Aid in dying is the most widely accepted term in the medical field for the practice of a physician prescribing medication, which can be ingest to achieve a peaceful death, to a mentally competent, terminally ill patient. Aid in dying catalyzes other improvements in end of life. When aid in dying is on the menu, the conversation opens up to other things like how to improve pain care, how patients receive information about the range of end of life choices, and how to ensure their choice is respected. It also galvanizes change across a range of practices. Clinicians take a continuing education in how to better treat pain and other symptoms, and referrals to hospice happen more often and earlier. It turns out that aid in dying is actually used by a small number of patients but galvanized changes that benefit all terminally ill patients.

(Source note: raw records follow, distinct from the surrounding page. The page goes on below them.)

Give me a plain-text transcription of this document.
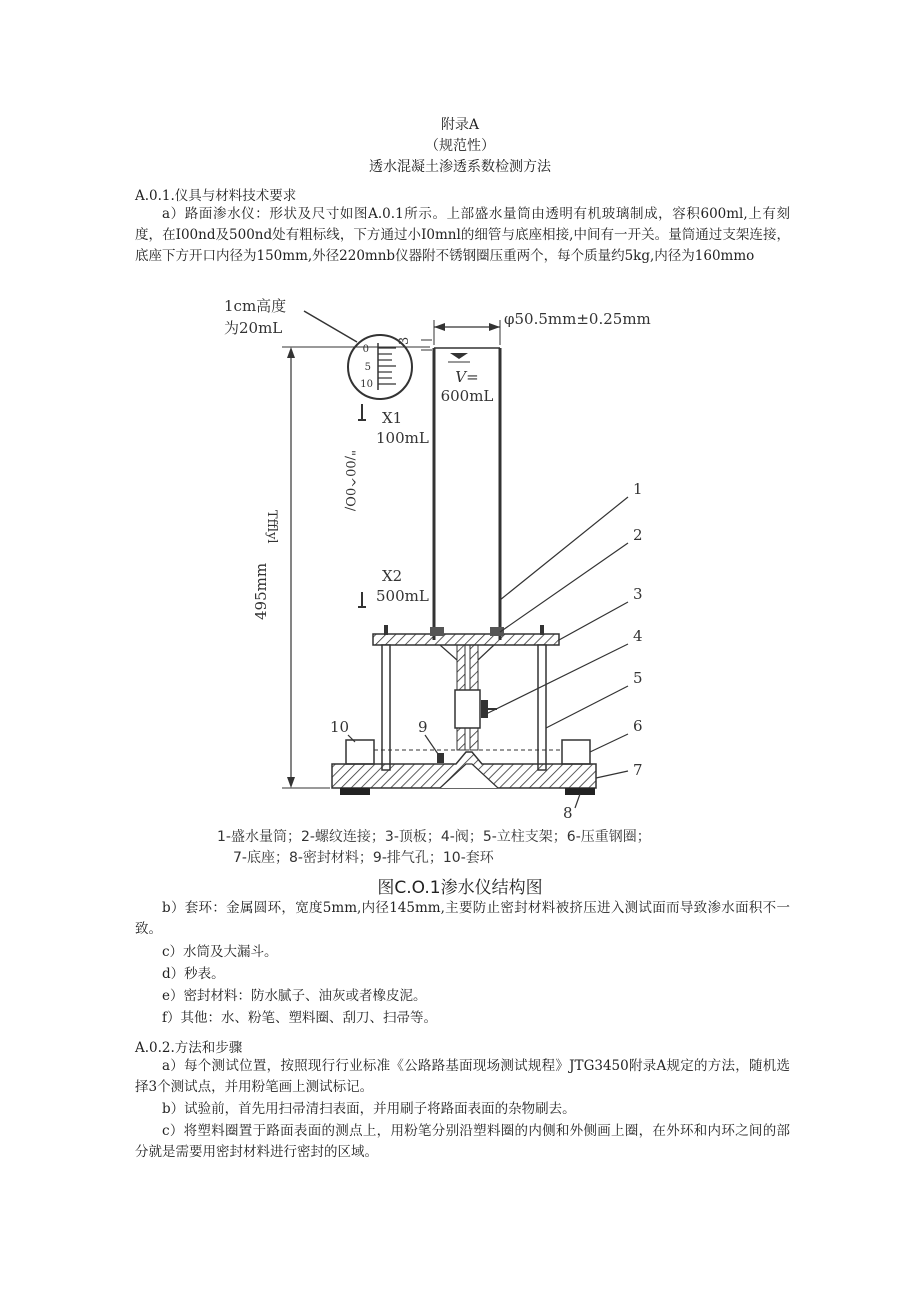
附录A
（规范性）
透水混凝土渗透系数检测方法
A.0.1.仪具与材料技术要求
a）路面渗水仪：形状及尺寸如图A.0.1所示。上部盛水量筒由透明有机玻璃制成，容积600ml,上有刻度，在I00nd及500nd处有粗标线，下方通过小I0mnl的细管与底座相接,中间有一开关。量筒通过支架连接，底座下方开口内径为150mm,外径220mnb仪器附不锈钢圈压重两个，每个质量约5kg,内径为160mmo
1cm高度
为20mL
0
5
10
3
φ50.5mm±0.25mm
V=
600mL
X1
100mL
X2
500mL
495mm
Tfflyl
"/00^0O/	1
2
3
4
5
6
7
8
9
10
1-盛水量筒；2-螺纹连接；3-顶板；4-阀；5-立柱支架；6-压重钢圈；
7-底座；8-密封材料；9-排气孔；10-套环
图C.O.1渗水仪结构图
b）套环：金属圆环，宽度5mm,内径145mm,主要防止密封材料被挤压进入测试面而导致渗水面积不一致。
c）水筒及大漏斗。
d）秒表。
e）密封材料：防水腻子、油灰或者橡皮泥。
f）其他：水、粉笔、塑料圈、刮刀、扫帚等。
A.0.2.方法和步骤
a）每个测试位置，按照现行行业标准《公路路基面现场测试规程》JTG3450附录A规定的方法，随机选择3个测试点，并用粉笔画上测试标记。
b）试验前，首先用扫帚清扫表面，并用刷子将路面表面的杂物刷去。
c）将塑料圈置于路面表面的测点上，用粉笔分别沿塑料圈的内侧和外侧画上圈，在外环和内环之间的部分就是需要用密封材料进行密封的区域。
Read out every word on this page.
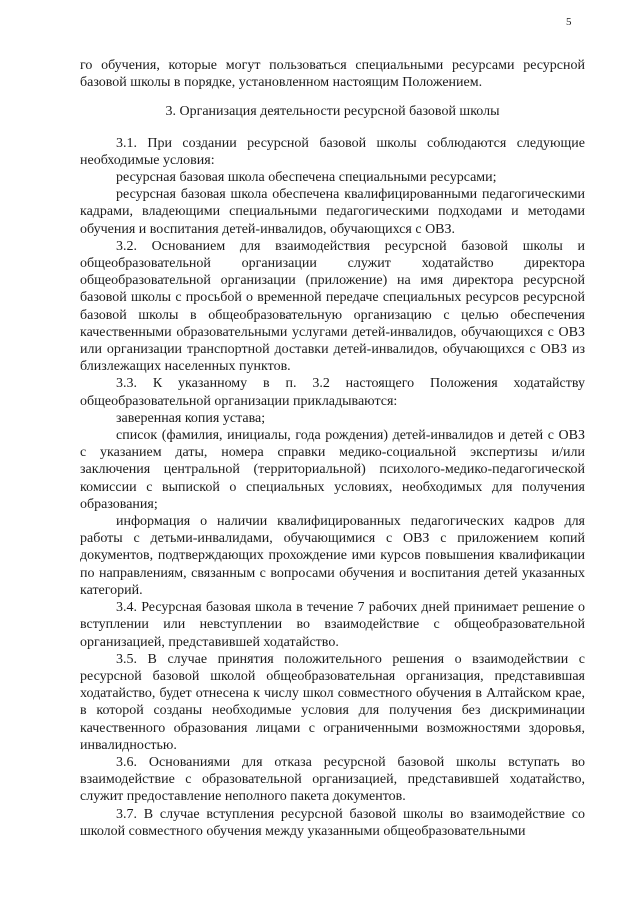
5

го обучения, которые могут пользоваться специальными ресурсами ресурсной базовой школы в порядке, установленном настоящим Положением.

3. Организация деятельности ресурсной базовой школы

3.1. При создании ресурсной базовой школы соблюдаются следующие необходимые условия:

ресурсная базовая школа обеспечена специальными ресурсами;

ресурсная базовая школа обеспечена квалифицированными педагогическими кадрами, владеющими специальными педагогическими подходами и методами обучения и воспитания детей-инвалидов, обучающихся с ОВЗ.

3.2. Основанием для взаимодействия ресурсной базовой школы и общеобразовательной организации служит ходатайство директора общеобразовательной организации (приложение) на имя директора ресурсной базовой школы с просьбой о временной передаче специальных ресурсов ресурсной базовой школы в общеобразовательную организацию с целью обеспечения качественными образовательными услугами детей-инвалидов, обучающихся с ОВЗ или организации транспортной доставки детей-инвалидов, обучающихся с ОВЗ из близлежащих населенных пунктов.

3.3. К указанному в п. 3.2 настоящего Положения ходатайству общеобразовательной организации прикладываются:

заверенная копия устава;

список (фамилия, инициалы, года рождения) детей-инвалидов и детей с ОВЗ с указанием даты, номера справки медико-социальной экспертизы и/или заключения центральной (территориальной) психолого-медико-педагогической комиссии с выпиской о специальных условиях, необходимых для получения образования;

информация о наличии квалифицированных педагогических кадров для работы с детьми-инвалидами, обучающимися с ОВЗ с приложением копий документов, подтверждающих прохождение ими курсов повышения квалификации по направлениям, связанным с вопросами обучения и воспитания детей указанных категорий.

3.4. Ресурсная базовая школа в течение 7 рабочих дней принимает решение о вступлении или невступлении во взаимодействие с общеобразовательной организацией, представившей ходатайство.

3.5. В случае принятия положительного решения о взаимодействии с ресурсной базовой школой общеобразовательная организация, представившая ходатайство, будет отнесена к числу школ совместного обучения в Алтайском крае, в которой созданы необходимые условия для получения без дискриминации качественного образования лицами с ограниченными возможностями здоровья, инвалидностью.

3.6. Основаниями для отказа ресурсной базовой школы вступать во взаимодействие с образовательной организацией, представившей ходатайство, служит предоставление неполного пакета документов.

3.7. В случае вступления ресурсной базовой школы во взаимодействие со школой совместного обучения между указанными общеобразовательными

Tell us about the End of Life Liberty Project.

The End of Life Liberty Project believes that expanding end of life options to include aid in dying is important. We have had measurable success. Six states now permit aid in dying - 5 via statute (Oregon, Washington, Vermont, California, and Colorado) and 1 (Montana) through a case, Baxter v. Montana.

We had a difficult experience recently in New Mexico where we lost in the high court. So, we are working to bring forth scholarship to advance the field, so that no other court makes the same mistake New Mexico did.

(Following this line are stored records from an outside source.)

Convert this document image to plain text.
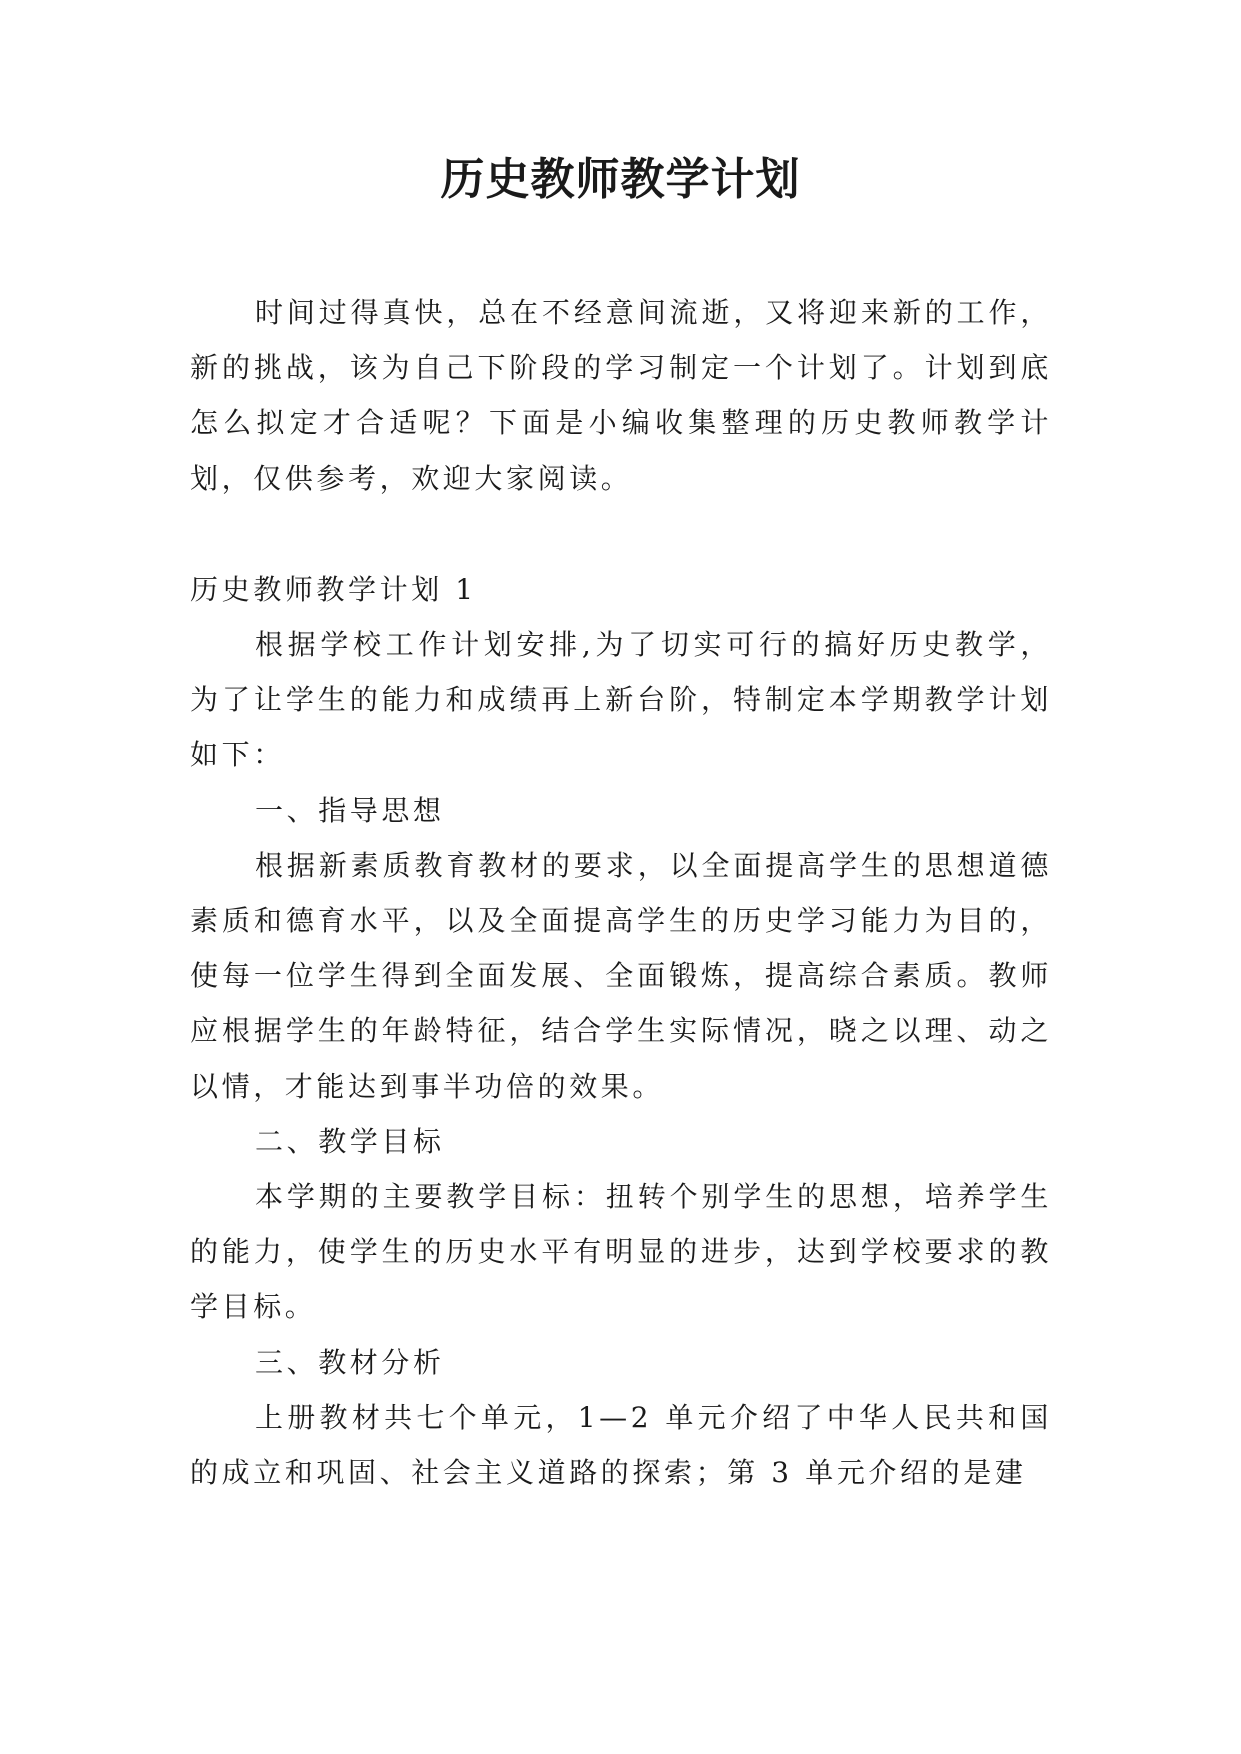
历史教师教学计划

时间过得真快，总在不经意间流逝，又将迎来新的工作，新的挑战，该为自己下阶段的学习制定一个计划了。计划到底怎么拟定才合适呢？下面是小编收集整理的历史教师教学计划，仅供参考，欢迎大家阅读。

历史教师教学计划 1

根据学校工作计划安排,为了切实可行的搞好历史教学，为了让学生的能力和成绩再上新台阶，特制定本学期教学计划如下：

一、指导思想

根据新素质教育教材的要求，以全面提高学生的思想道德素质和德育水平，以及全面提高学生的历史学习能力为目的，使每一位学生得到全面发展、全面锻炼，提高综合素质。教师应根据学生的年龄特征，结合学生实际情况，晓之以理、动之以情，才能达到事半功倍的效果。

二、教学目标

本学期的主要教学目标：扭转个别学生的思想，培养学生的能力，使学生的历史水平有明显的进步，达到学校要求的教学目标。

三、教材分析

上册教材共七个单元，1—2 单元介绍了中华人民共和国的成立和巩固、社会主义道路的探索；第 3 单元介绍的是建
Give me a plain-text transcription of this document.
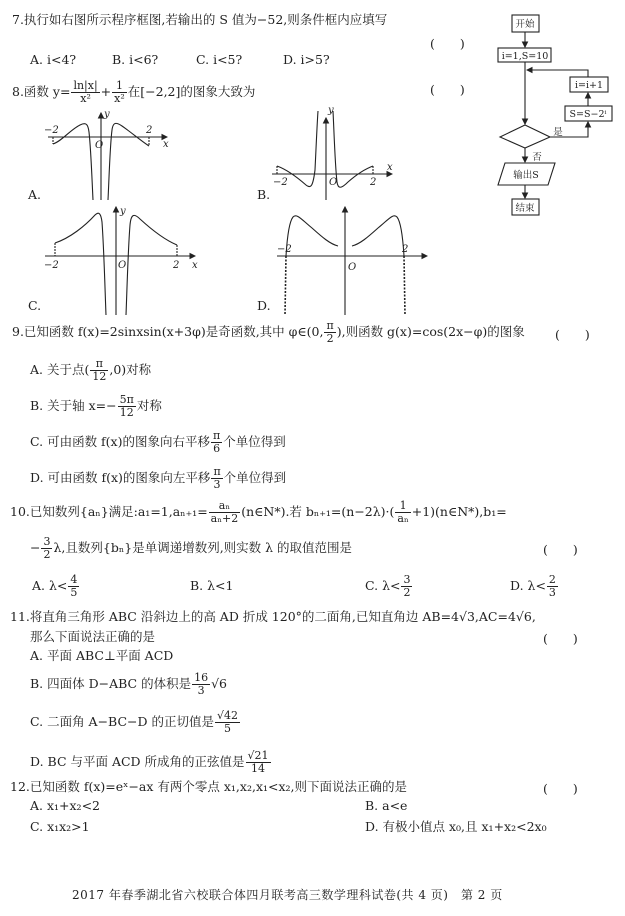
7.执行如右图所示程序框图,若输出的 S 值为−52,则条件框内应填写
(　　)
A. i<4?	B. i<6?	C. i<5?	D. i>5?
8.函数 $y= \frac{\ln|x|}{\text{x²}} + \frac{1}{\text{x²}}$ 在[−2,2]的图象大致为	(　　)
A.	B.
C.	D.
−2	2
O
y
x
−2	2
O
y
x
−2	2
O
y
x
−2	2
O
开始
i=1,S=10
S=S−2ⁱ
i=i+1
是
否
输出S
结束
9.已知函数 f(x)=2sinxsin(x+3φ)是奇函数,其中 φ∈(0, $\frac{\pi}{2}$ ),则函数 g(x)=cos(2x−φ)的图象 (　　)
A. 关于点( $\frac{\pi}{12} ,0$)对称
B. 关于轴 $x=- \frac{5\pi}{12}$ 对称
C. 可由函数 f(x)的图象向右平移 $\frac{\pi}{6}$ 个单位得到
D. 可由函数 f(x)的图象向左平移 $\frac{\pi}{3}$ 个单位得到
10.已知数列{aₙ}满足:a₁=1,aₙ₊₁= $\frac{\text{aₙ}}{\text{aₙ+2}}$ (n∈N*).若 $b_{n+1}=(n-2\lambda)\cdot( \frac{1}{\text{aₙ}}$ +1)(n∈N*),b₁=
− $\frac{3}{2} \lambda$,且数列{bₙ}是单调递增数列,则实数 λ 的取值范围是	(　　)
A. $\lambda< \frac{4}{5}$	B. λ<1	C. $\lambda< \frac{3}{2}$	D. $\lambda< \frac{2}{3}$
11.将直角三角形 ABC 沿斜边上的高 AD 折成 120°的二面角,已知直角边 AB=4√3,AC=4√6,
那么下面说法正确的是	(　　)
A. 平面 ABC⊥平面 ACD
B. 四面体 D−ABC 的体积是 $\frac{16}{3} √6$
C. 二面角 A−BC−D 的正切值是 $\frac{√42}{5}$
D. BC 与平面 ACD 所成角的正弦值是 $\frac{√21}{14}$
12.已知函数 f(x)=eˣ−ax 有两个零点 x₁,x₂,x₁<x₂,则下面说法正确的是	(　　)
A. x₁+x₂<2	B. a<e
C. x₁x₂>1	D. 有极小值点 x₀,且 x₁+x₂<2x₀
2017 年春季湖北省六校联合体四月联考高三数学理科试卷(共 4 页)　第 2 页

The End of Life Liberty Project works with top notch pro bono talent to bring additional expertise to our cases. We would love to expand our capacity to monitor the real-world problems and challenges that might be good for legal advocacy to protect and expand the rights of dying patients.

Why do people shy away from talking about end of life?

It has long been a cultural taboo to talk about dying. But there is an important cultural shift taking place. The Glucksberg case cracked open the door to address the fact that end of life care needs to be improved. It galvanized a cultural change and led to the great proliferation of publications addressing this issue, many of which gained popularity, such as Atul Gawande’s Being Mortal.

Why is it important to have end of life conversations?

Most laypeople don’t know that if you want your dying process and journey through terminal illness to be consistent with life that happened before, it requires a lot of planning. This thinking and planning should take place before significant decline. People should educate themselves about what options are available, and even when all options are understood and then selected, there may need to be some advocacy to ensure that those wishes are respected. Be prepared for that. Be prepared to handle the feedback from the provider team. Don’t wait to find out later that provider doesn’t offer an option the patient wants, such as aid in dying. Same with foregoing food and fluid. Look at these things when considering a retirement home. Asking questions about how open a provider or facility is to a range of options is essential. No one wants to find out that they don’t have the choice they want when they are in crisis.

Is there anything else you’d like to share?

I am generally optimistic that there will be more end of life choice and liberty. The trend is in that direction. As more states have an open practice around aid in dying and people see there are no adverse consequences, more momentum will build. But there also currents in our culture that are regressive so we need to stay alert, for example gay rights or racial minority rights. We can’t be complacent and need to keep advancing.